Türk halkı, düzenli ordusu, Kuva-i Milliyesi, köylüsü, esnafı ile yürüttüğü Kurtuluş Savaşı’nın son darbesini 9 Eylül’de vurdu. 9 Eylül İzmir’in geri alınmasından sonra Yunan güçleri, dağınık halde kalmış oldukları Ege’nin bazı yörelerinden de çekildi.
Bu nedenle 9 Eylül İzmir’in Kurtuluşu anlamlı bir gündür. Türkiye’nin milli sınırlarının düşman işgalinden kurtulduğu ve tam bağımsızlığımızı ifade eden bir gündür. Yani 9 Eylül aynı zamanda “tam bağımsızlık” günüdür.
Mustafa Kemal, 9 Eylül’ün anlamını daha iyi vurgulamak için, bir yıl sonra 9 Eylül 1923 tarihinde “Halk Fırkası”nı kurdu.
Halk Fırkası, Kurtuluş Savaşı’nı örgütleyen ve yürüten “Anadolu ve Rumeli Müdafaa-i Hukuk Cemiyeti”nin devamıdır. Bu cemiyet de Halk Fırkası’nın bünyesine katıldı.
Partinin adı, 10 Kasım 1924’te “Cumhuriyet Halk Fırkası”.
Ve 1935 yılında partinin dördüncü kurultayında “Cumhuriyet Halk Partisi” olarak değişti.
Geçmişine saygısı olmayanın…
KURTULUŞ Savaşı’nı herkesi iyi bilir… “Geçmişine saygılı olmayan, geleceğine de sahip çıkamaz” sözünün hatırlatmak amacıyla ben 9 Eylül’ü hatırlattım.
Gerçekten Türkiye’nin tam bağımsızlık gününü, kişisel hırsları ve çıkarları için kullanmak isteyenler var. Bu günü abursuz ederek, halkın milli duygularını yıpratmak ve dejenere etmek isteyenler var. Bunların ucunun nereye gittiğini hepimiz iyi biliyoruz. Bu halk Kurtuluş Savaşı’nda da yabancılar tarafından beslenen bu şer güçlerle uğraştı. O zaman İngilizler’den para alan hainler vardı.

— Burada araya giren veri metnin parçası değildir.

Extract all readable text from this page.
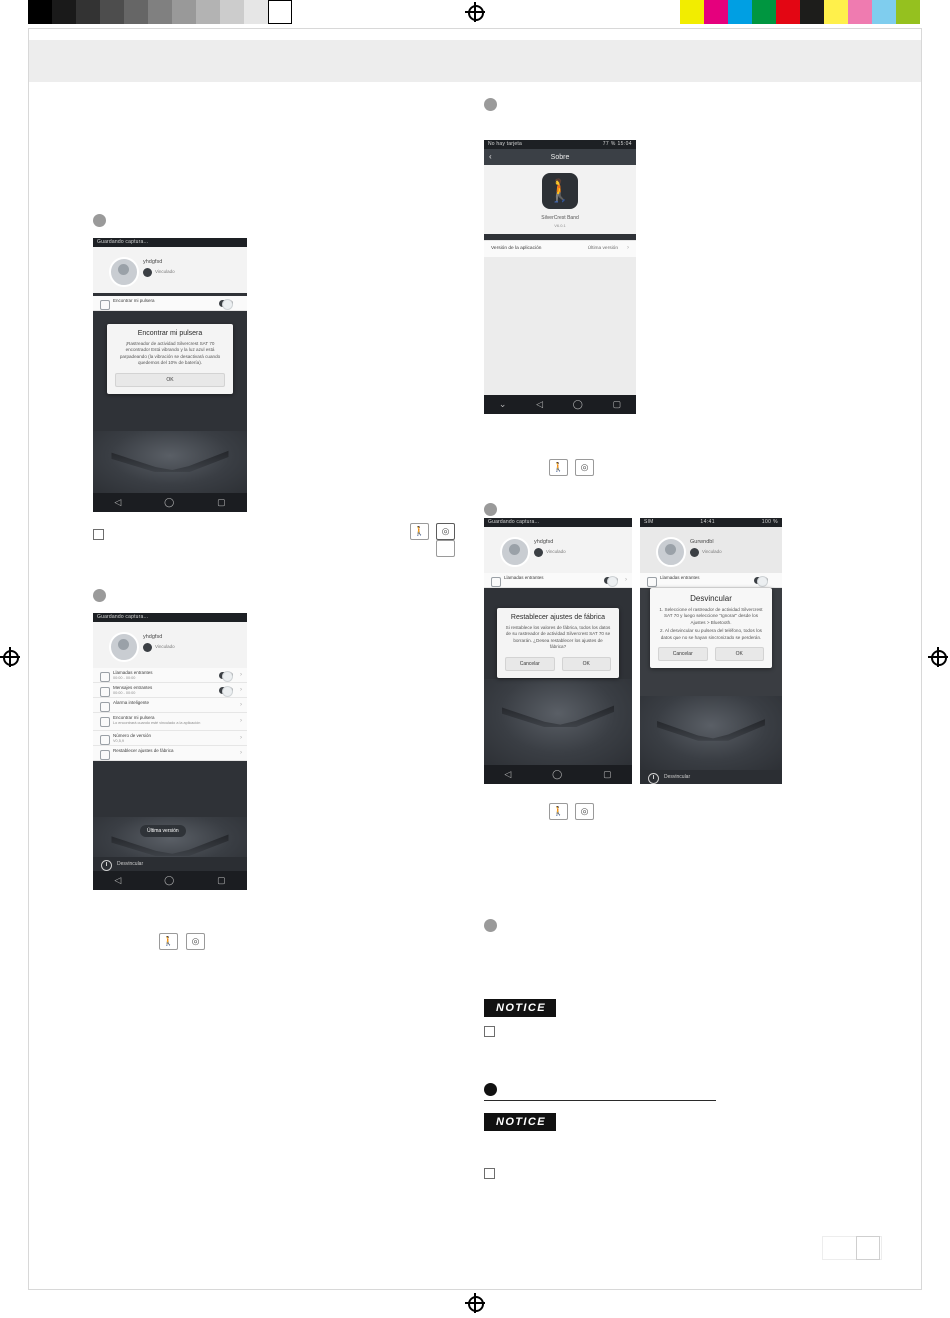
Guardando captura...
yhdgfsd
Vinculado
Encontrar mi pulsera
Encontrar mi pulsera
¡Rastreador de actividad Silvercrest SAT 70 encontrado! Está vibrando y la luz azul está parpadeando (la vibración se desactivará cuando quedemos del 10% de batería).
OK
◁	◯	▢
Guardando captura...
yhdgfsd
Vinculado
Llamadas entrantes
00:00 - 00:00	›
Mensajes entrantes
00:00 - 00:00	›
Alarma inteligente	›
Encontrar mi pulsera
Lo encontrará cuando esté vinculado a la aplicación	›
Número de versión
V0,5,9	›
Restablecer ajustes de fábrica	›
Última versión
Desvincular
◁	◯	▢
🚶	◎
No hay tarjeta	77 % 15:04
‹	Sobre
🚶
SilverCrest Band
V6.0.1
Versión de la aplicación	Última versión ›
⌄	◁	◯	▢
🚶	◎
🚶	◎
Guardando captura...
yhdgfsd
Vinculado
Llamadas entrantes	›
Restablecer ajustes de fábrica
Si restablece los valores de fábrica, todos los datos de su rastreador de actividad Silvercrest SAT 70 se borrarán. ¿Desea restablecer los ajustes de fábrica?
Cancelar	OK
◁	◯	▢
SIM	14:41	100 %
Gurwndbl
Vinculado
Llamadas entrantes
Desvincular
1. Seleccione el rastreador de actividad Silvercrest SAT 70 y luego seleccione "Ignorar" desde los Ajustes > Bluetooth.
2. Al desvincular su pulsera del teléfono, todos los datos que no se hayan sincronizado se perderán.
Cancelar	OK
Desvincular
🚶	◎
NOTICE
NOTICE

CHP, her 9 Eylül’de tam bağımsızlık gününü Anıtkabir’de Ata’nın huzurunda kutlar.
Bu sene geçen yıllardan daha farklı bir yıldır. Laik – demokratik cumhuriyetin geleceği daha fazla risk altındadır. Bu riski yeni Anayasa isteyenlerin yaklaşımında daha net görebiliyoruz.
AKP ve yabancı tuzağına dikkat!
DÜNKÜ Cumhuriyet Gazetesi, Anayasa taslaklarından birini açıkladı. Bu taslakta laikliğin delineceği ve dini kuralların yasalara sızacağı açıkça görülüyor.
AKP’nin üzerinde çalıştığı taslakta laiklik, “Din ve vicdan hürriyetine sahip olan bireylerin bu hürriyeti kullanarak kendi inanç dünyalarını belirleme ve onun gereklerine göre yaşama konusunda güvence sağlayan bir ilke” olarak tanımlanıyor.
AKP için Anayasa hazırlayanlar, şimdi laikliği insana uzatarak delmeye çalışıyorlar.
Yine özgürlükler konusunda da Anayasa’da halen yer alan “Devletin ülkesi ve milletiyle bölünmez bütünlüğünü bozmayı ve laik cumhuriyeti ortadan kaldırmayı amaçlayan faaliyetler biçiminde kullanılamaz” hükmü de çıkarılıyor.
Bugün “AKP’ye oy verdin mi?” diye soranlara, kimse ben verdim diyemiyor. AKP’ye oy verenler utandığı için söylemiyor. Bunun altında aldatıldığını kısa sürede anlamak gibi bir yaklaşım olduğu ortaya çıkıyor.
Halkımız bugüne sahip çıkmalı
LAİK cumhuriyetin tehdit altında olduğu bu dönemde, halkımız tam bağımsızlık gününde, Atatürk’e ve laik cumhuriyete sahip çıkmalıdır.
Suskunluk ve önlemsizlik, bu risklerin ve Türkiye’nin bölünmez bütünlüğünü tehdit eden oluşumların cüretini artıracaktır.
Tüm Atatürkçü ve laik demokratik cumhuriyetçilerin, bugün saat 10.30’da Tandoğan Meydanı’nda bulaşarak, Ata’nın huzuruna tam bağımsızlık gününde şükran duygularını ifade etmek için gitmelidirler.